Tentu kalau ia cukup kuat dan tangguh, ia tahu bahwa saat senyap sunyi sendiri itu tidak pernah benar-benar akan menetap. Ia hanya sesekali datang dalam wajah yang membuat ngeri. Serupa teman-teman yang pergi meninggalkan. Atau keluarga yang mungkin mencemooh dan meludah. Bahkan mungkin dalam bentuk kekasih yang merasa bingung dan gamang.

Tapi itu tidak apa-apa. Artinya saat sunyi senyap sendiri ingin datang dan merayap. Ingin Satya unjuk gigi dan unjuk “kabisa”. Perlihatkan pada Tuhan bahwa lembaran yang mengingat-Nya tak selalu putih. Kadang bernoda. Malah selalu bernoda. Dan noda itulah yang menjadikan manusia manusia.

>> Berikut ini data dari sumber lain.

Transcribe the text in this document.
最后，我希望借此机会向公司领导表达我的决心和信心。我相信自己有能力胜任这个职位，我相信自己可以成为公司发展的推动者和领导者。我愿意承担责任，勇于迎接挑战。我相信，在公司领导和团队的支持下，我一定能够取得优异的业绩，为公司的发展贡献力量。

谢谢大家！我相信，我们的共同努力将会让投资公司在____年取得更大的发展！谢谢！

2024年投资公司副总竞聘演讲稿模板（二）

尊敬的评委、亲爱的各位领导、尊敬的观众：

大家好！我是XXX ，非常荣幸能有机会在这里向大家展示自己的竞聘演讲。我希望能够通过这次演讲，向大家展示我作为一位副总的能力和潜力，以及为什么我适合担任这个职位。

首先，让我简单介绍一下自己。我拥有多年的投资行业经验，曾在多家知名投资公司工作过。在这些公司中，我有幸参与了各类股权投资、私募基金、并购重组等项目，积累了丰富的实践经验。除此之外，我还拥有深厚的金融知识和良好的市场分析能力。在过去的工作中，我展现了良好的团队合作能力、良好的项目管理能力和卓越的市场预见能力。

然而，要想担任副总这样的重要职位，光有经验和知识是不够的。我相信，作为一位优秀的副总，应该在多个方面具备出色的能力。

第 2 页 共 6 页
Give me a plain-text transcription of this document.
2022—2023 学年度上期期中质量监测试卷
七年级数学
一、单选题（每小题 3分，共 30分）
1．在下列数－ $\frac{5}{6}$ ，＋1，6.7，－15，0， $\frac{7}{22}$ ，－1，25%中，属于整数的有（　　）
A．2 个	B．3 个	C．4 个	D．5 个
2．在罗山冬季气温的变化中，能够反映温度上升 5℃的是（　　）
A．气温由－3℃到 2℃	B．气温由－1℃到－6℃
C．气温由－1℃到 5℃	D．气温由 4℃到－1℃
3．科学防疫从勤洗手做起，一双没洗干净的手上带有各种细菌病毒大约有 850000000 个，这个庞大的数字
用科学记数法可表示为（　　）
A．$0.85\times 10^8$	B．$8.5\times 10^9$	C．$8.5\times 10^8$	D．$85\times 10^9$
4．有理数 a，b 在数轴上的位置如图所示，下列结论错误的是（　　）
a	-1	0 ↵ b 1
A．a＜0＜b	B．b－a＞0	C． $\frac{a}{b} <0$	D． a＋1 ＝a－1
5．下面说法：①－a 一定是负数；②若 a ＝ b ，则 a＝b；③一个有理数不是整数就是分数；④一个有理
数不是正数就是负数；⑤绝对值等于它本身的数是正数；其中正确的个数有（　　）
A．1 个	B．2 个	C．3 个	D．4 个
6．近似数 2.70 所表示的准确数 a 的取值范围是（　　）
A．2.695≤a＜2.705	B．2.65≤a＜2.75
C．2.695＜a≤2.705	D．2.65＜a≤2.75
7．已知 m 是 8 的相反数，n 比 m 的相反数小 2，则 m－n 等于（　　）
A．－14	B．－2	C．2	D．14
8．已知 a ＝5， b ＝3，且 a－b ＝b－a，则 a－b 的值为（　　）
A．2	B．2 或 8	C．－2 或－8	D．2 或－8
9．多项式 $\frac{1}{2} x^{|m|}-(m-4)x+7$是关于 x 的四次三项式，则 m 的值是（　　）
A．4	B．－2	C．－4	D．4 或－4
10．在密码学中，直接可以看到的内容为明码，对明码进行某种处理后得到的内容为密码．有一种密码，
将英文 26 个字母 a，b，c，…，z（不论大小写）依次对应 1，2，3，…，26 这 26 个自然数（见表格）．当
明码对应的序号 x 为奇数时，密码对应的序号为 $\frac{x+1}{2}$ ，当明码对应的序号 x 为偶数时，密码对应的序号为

Maka semuanya tidak mengapa. Sunyi senyap sendiri akan pergi dengan merambat pelan seakan malu dan tidak mau ketahuan. Bahwa sebenarnya ia hanya seekor binatang yang sedikit ingin bersenang-senang. Dan ia tidak pernah benar-benar serius ingin menenggelamkan seorang pun. Termasuk Satya. Ia hanya ingin menunjuk bahwa ia adalah sebuah switch on. Dan saat ia menyala maka ia terhubung pada Tuhan pemilik semesta. Kemudian semua penolakan dan cemoohan akan berubah menjadi,

“Itu Satya. Dia teman saya.”

“Itu Satya. Dia sanak saya.”

Itu Satya. Dia kekasih saya.”

Kalimat-kalimat itu akan diucapkan dengan bangga. Pendek saja tapi membuat Satya berpikir,

“Tuhan. Terimakasih atas saat-saat sunyi senyap sendiri. Terimakasih atas saat-saat saya menjadi seorang sendiri. Hanya sebuah lembaran bernoda tapi Kau tidak pernah luput. Tidak pernah sepersekian mili detik pun. Dan orang-orang ini. Orang-orang yang bersama saya. Maka berkati mereka. Karena mereka pun bernoda seperti saya.”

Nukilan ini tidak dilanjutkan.